La découverte freudienne (cinq articles) situe l'importance de la pulsion de mort "sans laquelle la psychanalyse serait réduite à n'être plus qu'un jeu imaginaire entre les désirs et la répression, auquel manquerait la troisième dimension que lui assurent le symbole et la mort". Suivent les présentations de ce que Freud a désigné comme "l'homme Moïse : un roman historique" et, dans Totem et Tabou, comme "mythe scientifique" hypothèse du meurtre primordial comme événement primitif. Freud découvre là un élément de répétition qui assure l'identité dans la différence. Et L.B. commente : "Le fait est là. Une avancée capitale pour le destin de l'analyse s'est opérée quand celle-ci a abordé le domaine de la religion".

De l'éthique : désir indestructible et loi non écrite groupe également cinq textes dont un inédit. Celui-ci intitulé "Qu'est-ce que l'acte éthique ?" est le pivot de tout l'ouvrage. Brillamment écrit (sept pages, 1983), il illustre avec Antigone, une petite Valérie, un juge et Ignace de Loyola comment ce qui rend un acte éthique est qu'on soit "capable de le poser quand, en certaines circonstances, on court le risque de mort". En dernier ressort, il y a des situations où la transgression (des lois de l'autorité établie) correspond aux lois non écrites. L'analyse, fondée sur une relation de paroles et d'interprétation, restaure cette capacité éthique chez beaucoup de sujets portés à conférer une autorité à "n'importe qui supposé savoir" (l'analyste). Or la vérité qui serait identique au savoir supposé de l'autre est un leurre. "Aucun ne possède jamais le secret de mon désir", source de ma décision formellement éthique.

L'athéisme et la foi chrétienne, après Freud, sont étudiés comme discours, non parallèles, dont tout psychanalyste doit surveiller les expressions intempestives : tantôt certitude que Dieu ne serait que le père magnifié, tantôt position d'un Dieu qui ne demeurerait pas une Altérité, mystère, non objet d'un savoir. Certes, l'athéisme et la foi chrétienne demeurent des discours explicites qui s'opposent. Mais, dans le déroulement du travail analytique, un a-théisme méthodologique est nécessaire "qui n'est ni plus ni moins effrayant que le silence de Dieu dans les expériences spirituelles véritables". Cette section se termine avec des pages sur "la sexualité escamotée" et "l'indissolubilité du couple".

Lire comme on écoute comprend une relecture de quatre récits de la Bible, entreprise sur une base qui n'est pas celle de l'homologie entre un discours religieux et un discours de théorie psychanalytique (comme certains analystes chrétiens la conçoivent), même doublée d'un discours anthropologique. A ce nouveau type de re-lecture, la parabole du père-aux-deux-fils ou l'histoire de Caïn et Abel acquièrent une prégnance humaine surprenante dans l'ouverture à une Altérité qui toujours échappe.

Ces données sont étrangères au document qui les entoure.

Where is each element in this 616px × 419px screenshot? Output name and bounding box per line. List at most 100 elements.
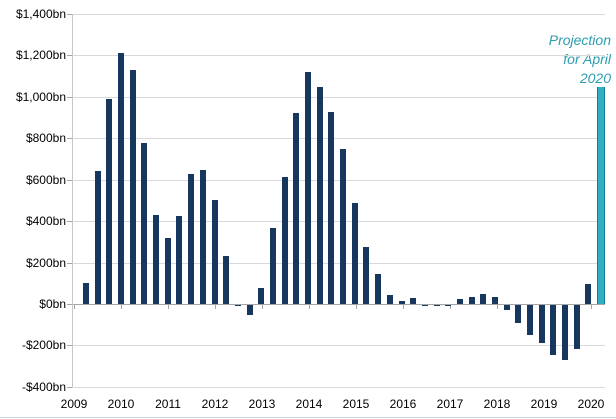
bar-2014-Q4 <box>340 148 347 304</box>
bar-2010-Q1 <box>118 53 125 304</box>
x-axis-tick <box>403 305 404 309</box>
x-axis-tick <box>497 305 498 309</box>
x-tick-label: 2019 <box>530 397 558 411</box>
x-tick-label: 2014 <box>295 397 323 411</box>
y-tick-label: $1,200bn <box>15 48 66 63</box>
x-axis-tick <box>450 305 451 309</box>
x-tick-label: 2010 <box>107 397 135 411</box>
gridline <box>72 262 605 264</box>
x-axis-tick <box>356 305 357 309</box>
bar-2011-Q2 <box>176 215 183 304</box>
y-tick-label: $400bn <box>25 214 66 229</box>
projection-annotation-line-2: for April <box>563 51 611 67</box>
x-axis-zero-line <box>72 304 605 305</box>
bar-2014-Q2 <box>316 86 323 304</box>
bar-2015-Q3 <box>375 273 382 304</box>
x-axis-tick <box>215 305 216 309</box>
x-axis-tick <box>262 305 263 309</box>
bar-2020-Q1 <box>585 284 592 304</box>
x-axis-tick <box>591 305 592 309</box>
y-tick-label: $800bn <box>25 131 66 146</box>
bar-2018-Q1 <box>492 296 498 304</box>
bar-2013-Q2 <box>269 228 276 304</box>
gridline <box>72 386 605 388</box>
bar-2011-Q3 <box>188 173 195 304</box>
bar-2017-Q1 <box>445 305 452 307</box>
bar-2018-Q3 <box>515 305 522 323</box>
bar-2016-Q1 <box>398 300 405 304</box>
y-tick-label: -$200bn <box>21 338 66 353</box>
gridline <box>72 221 605 223</box>
bar-2019-Q3 <box>562 305 569 360</box>
bar-2010-Q4 <box>153 214 160 304</box>
y-tick-label: $1,400bn <box>15 7 66 21</box>
bar-2011-Q4 <box>199 170 206 304</box>
bar-2018-Q2 <box>503 305 510 311</box>
gridline <box>72 179 605 181</box>
x-axis-tick <box>309 305 310 309</box>
gridline <box>72 14 605 15</box>
x-tick-label: 2013 <box>248 397 276 411</box>
bar-2015-Q4 <box>386 294 393 304</box>
y-axis-tick <box>67 96 72 98</box>
projection-annotation: Projection for April 2020 <box>549 31 611 88</box>
y-axis-tick <box>67 179 72 181</box>
bar-2012-Q2 <box>223 256 230 304</box>
x-axis-tick <box>168 305 169 309</box>
bar-2019-Q1 <box>538 305 545 344</box>
x-tick-label: 2018 <box>483 397 511 411</box>
bar-2014-Q3 <box>328 112 335 304</box>
bar-2014-Q1 <box>305 72 312 304</box>
x-axis-tick <box>121 305 122 309</box>
y-axis-tick <box>67 386 72 388</box>
gridline <box>72 55 605 57</box>
y-tick-label: $0bn <box>39 297 66 311</box>
y-tick-label: -$400bn <box>21 379 66 394</box>
bar-2010-Q3 <box>141 143 148 304</box>
gridline <box>72 96 605 98</box>
y-axis-tick <box>67 221 72 223</box>
x-tick-label: 2012 <box>201 397 229 411</box>
y-axis-line <box>72 14 73 387</box>
x-tick-label: 2009 <box>60 397 88 411</box>
bar-2015-Q2 <box>363 247 370 304</box>
y-axis-tick <box>67 304 72 305</box>
bar-2019-Q2 <box>550 305 557 355</box>
bar-2013-Q4 <box>293 113 300 304</box>
x-tick-label: 2020 <box>577 397 605 411</box>
y-axis-tick <box>67 262 72 264</box>
bar-2012-Q4 <box>246 305 253 316</box>
x-tick-label: 2017 <box>436 397 464 411</box>
y-tick-label: $1,000bn <box>15 89 66 104</box>
bar-2019-Q4 <box>573 305 580 349</box>
y-tick-label: $600bn <box>25 172 66 187</box>
bar-2016-Q2 <box>410 297 417 304</box>
y-axis-tick <box>67 14 72 15</box>
bar-2012-Q3 <box>234 305 241 307</box>
bar-2013-Q3 <box>281 176 288 304</box>
bar-2015-Q1 <box>351 202 358 304</box>
y-axis-tick <box>67 345 72 347</box>
projection-annotation-line-1: Projection <box>548 32 611 48</box>
bar-2009-Q2 <box>83 283 89 304</box>
page-bottom-border <box>0 417 616 418</box>
bar-2012-Q1 <box>211 200 218 304</box>
bar-2011-Q1 <box>164 237 171 304</box>
projection-annotation-line-3: 2020 <box>579 70 611 86</box>
y-axis-tick <box>67 55 72 57</box>
gridline <box>72 138 605 140</box>
gridline <box>72 345 605 347</box>
bar-2009-Q3 <box>94 171 101 304</box>
bar-2016-Q3 <box>421 305 428 306</box>
bar-2017-Q3 <box>468 296 475 304</box>
x-axis-tick <box>74 305 75 309</box>
bar-2017-Q2 <box>456 298 463 304</box>
x-tick-label: 2015 <box>342 397 370 411</box>
projection-bar <box>597 86 606 304</box>
bar-2017-Q4 <box>480 293 487 304</box>
bar-2018-Q4 <box>527 305 534 336</box>
bar-2016-Q4 <box>433 305 440 306</box>
bar-2010-Q2 <box>129 69 136 304</box>
y-axis-tick <box>67 138 72 140</box>
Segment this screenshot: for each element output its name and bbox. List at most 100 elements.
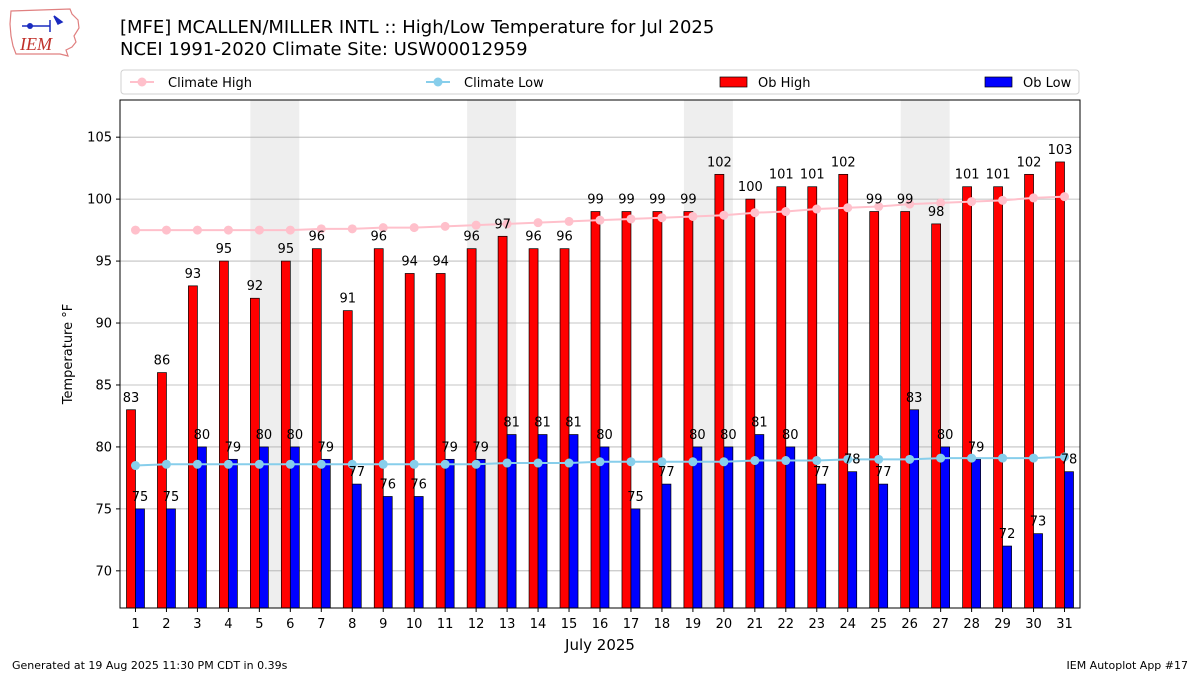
ob-low-label: 80 [782, 428, 799, 443]
ob-high-label: 96 [463, 230, 480, 245]
ob-low-label: 79 [441, 440, 458, 455]
ob-high-bar [621, 211, 632, 609]
climate-high-point [1029, 193, 1039, 203]
ob-low-bar [166, 508, 176, 609]
legend-swatch-bar [719, 76, 748, 88]
x-tick-label: 23 [809, 617, 826, 632]
legend-label: Climate High [168, 76, 252, 91]
ob-high-bar [404, 273, 415, 609]
x-tick-label: 24 [839, 617, 856, 632]
ob-low-label: 79 [472, 440, 489, 455]
x-tick-label: 7 [317, 617, 325, 632]
climate-low-point [533, 458, 543, 468]
ob-high-bar [373, 248, 384, 609]
ob-high-label: 102 [1017, 155, 1042, 170]
x-tick-label: 25 [870, 617, 887, 632]
ob-low-label: 72 [999, 527, 1016, 542]
ob-low-bar [1002, 545, 1012, 609]
ob-low-bar [1064, 471, 1074, 609]
climate-low-point [1060, 452, 1070, 462]
ob-low-label: 77 [348, 465, 365, 480]
ob-high-bar [931, 223, 941, 609]
ob-high-label: 92 [247, 279, 264, 294]
ob-low-bar [816, 483, 827, 609]
ob-high-label: 99 [866, 193, 883, 208]
climate-low-point [657, 457, 667, 467]
climate-low-point [316, 459, 326, 469]
climate-low-point [564, 458, 574, 468]
climate-low-point [378, 459, 388, 469]
iem-logo: IEM [9, 8, 80, 57]
ob-high-label: 99 [649, 193, 666, 208]
climate-high-point [502, 219, 512, 229]
climate-high-point [1060, 192, 1070, 202]
climate-high-point [316, 224, 326, 234]
climate-high-point [936, 198, 946, 208]
ob-low-bar [320, 458, 331, 609]
x-tick-label: 3 [193, 617, 201, 632]
ob-high-label: 101 [986, 168, 1011, 183]
ob-low-label: 79 [318, 440, 335, 455]
climate-low-point [967, 453, 977, 463]
ob-high-label: 95 [278, 242, 295, 257]
climate-low-point [843, 454, 853, 464]
x-tick-label: 19 [685, 617, 702, 632]
ob-low-label: 76 [379, 477, 396, 492]
ob-low-bar [259, 446, 269, 609]
climate-low-point [440, 459, 450, 469]
climate-low-point [471, 459, 481, 469]
ob-low-label: 80 [256, 428, 273, 443]
ob-low-label: 75 [627, 490, 644, 505]
y-tick-label: 100 [87, 193, 112, 208]
ob-low-label: 81 [534, 416, 551, 431]
y-tick-label: 90 [95, 317, 112, 332]
x-tick-label: 28 [963, 617, 980, 632]
ob-low-label: 78 [1061, 453, 1078, 468]
ob-low-bar [413, 496, 424, 609]
y-tick-label: 70 [95, 564, 112, 579]
ob-high-label: 86 [154, 354, 171, 369]
climate-high-point [130, 225, 140, 235]
x-tick-label: 10 [406, 617, 423, 632]
ob-high-label: 101 [800, 168, 825, 183]
ob-low-bar [878, 483, 889, 609]
climate-high-point [750, 208, 760, 218]
x-tick-label: 6 [286, 617, 294, 632]
climate-low-point [347, 459, 357, 469]
x-tick-label: 5 [255, 617, 263, 632]
ob-high-label: 100 [738, 180, 763, 195]
ob-low-bar [289, 446, 300, 609]
x-tick-label: 4 [224, 617, 232, 632]
legend-label: Climate Low [464, 76, 544, 91]
x-axis-label: July 2025 [564, 636, 635, 654]
ob-high-label: 95 [216, 242, 233, 257]
climate-high-point [533, 218, 543, 228]
ob-low-label: 77 [813, 465, 830, 480]
ob-low-label: 80 [720, 428, 737, 443]
ob-high-bar [126, 409, 136, 609]
climate-high-point [254, 225, 264, 235]
x-tick-label: 29 [994, 617, 1011, 632]
x-tick-label: 17 [623, 617, 640, 632]
climate-high-point [161, 225, 171, 235]
climate-high-point [223, 225, 233, 235]
climate-low-point [161, 459, 171, 469]
ob-low-label: 80 [937, 428, 954, 443]
climate-high-point [874, 202, 884, 212]
ob-high-label: 96 [556, 230, 573, 245]
ob-low-bar [785, 446, 796, 609]
ob-low-bar [661, 483, 672, 609]
climate-low-point [130, 461, 140, 471]
climate-low-point [719, 457, 729, 467]
chart-subtitle: NCEI 1991-2020 Climate Site: USW00012959 [120, 39, 528, 60]
ob-high-label: 96 [525, 230, 542, 245]
x-tick-label: 20 [716, 617, 733, 632]
ob-high-bar [962, 186, 972, 609]
ob-high-label: 99 [587, 193, 604, 208]
ob-low-label: 83 [906, 391, 923, 406]
ob-low-bar [940, 446, 950, 609]
ob-high-bar [342, 310, 353, 609]
ob-low-label: 78 [844, 453, 861, 468]
ob-high-bar [1024, 173, 1034, 609]
ob-high-label: 98 [928, 205, 945, 220]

Relire Ignace, finalement, présente sous un jour renouvelé le cheminement d'une conversion qui est loin d'être terminée quand elle prend place, puis la signification des consolations/désolations quand le respect du silence de Dieu s'impose à tout imaginaire, enfin la règle ignatienne de l'agir et la transmission dans un ordre religieux. "En fait, la spiritualité jésuite repose sur la non-transmission de ce qui la fonde. Ignace n'a pas voulu que son expérience fut transmise". Chaque Jésuite est invité à la retraverser de nouveau et sans garantie. Les sociétés de psychanalyse ne sont pas seules à faire jouer cette dialectique dans la transmission d'un héritage à un candidat qui, dûment accepté, serait ensuite supposé-savoir. En se formulant l'inutilité de la copule et, disjoignant le jésuite (et) le psychanalyste, L.B. "a signé ce qu'il a introduit de neuf dans le discours des psychanalystes sur la croyance religieuse et dans celui des croyants sur la psychanalyse" (Philippe Julien).

Un lecteur, curieux d'y aller voir de plus près, découvrira l'unité saisissante qui relie cette anthologie de textes et l'ordre parfait dans lequel ils ont été présentés.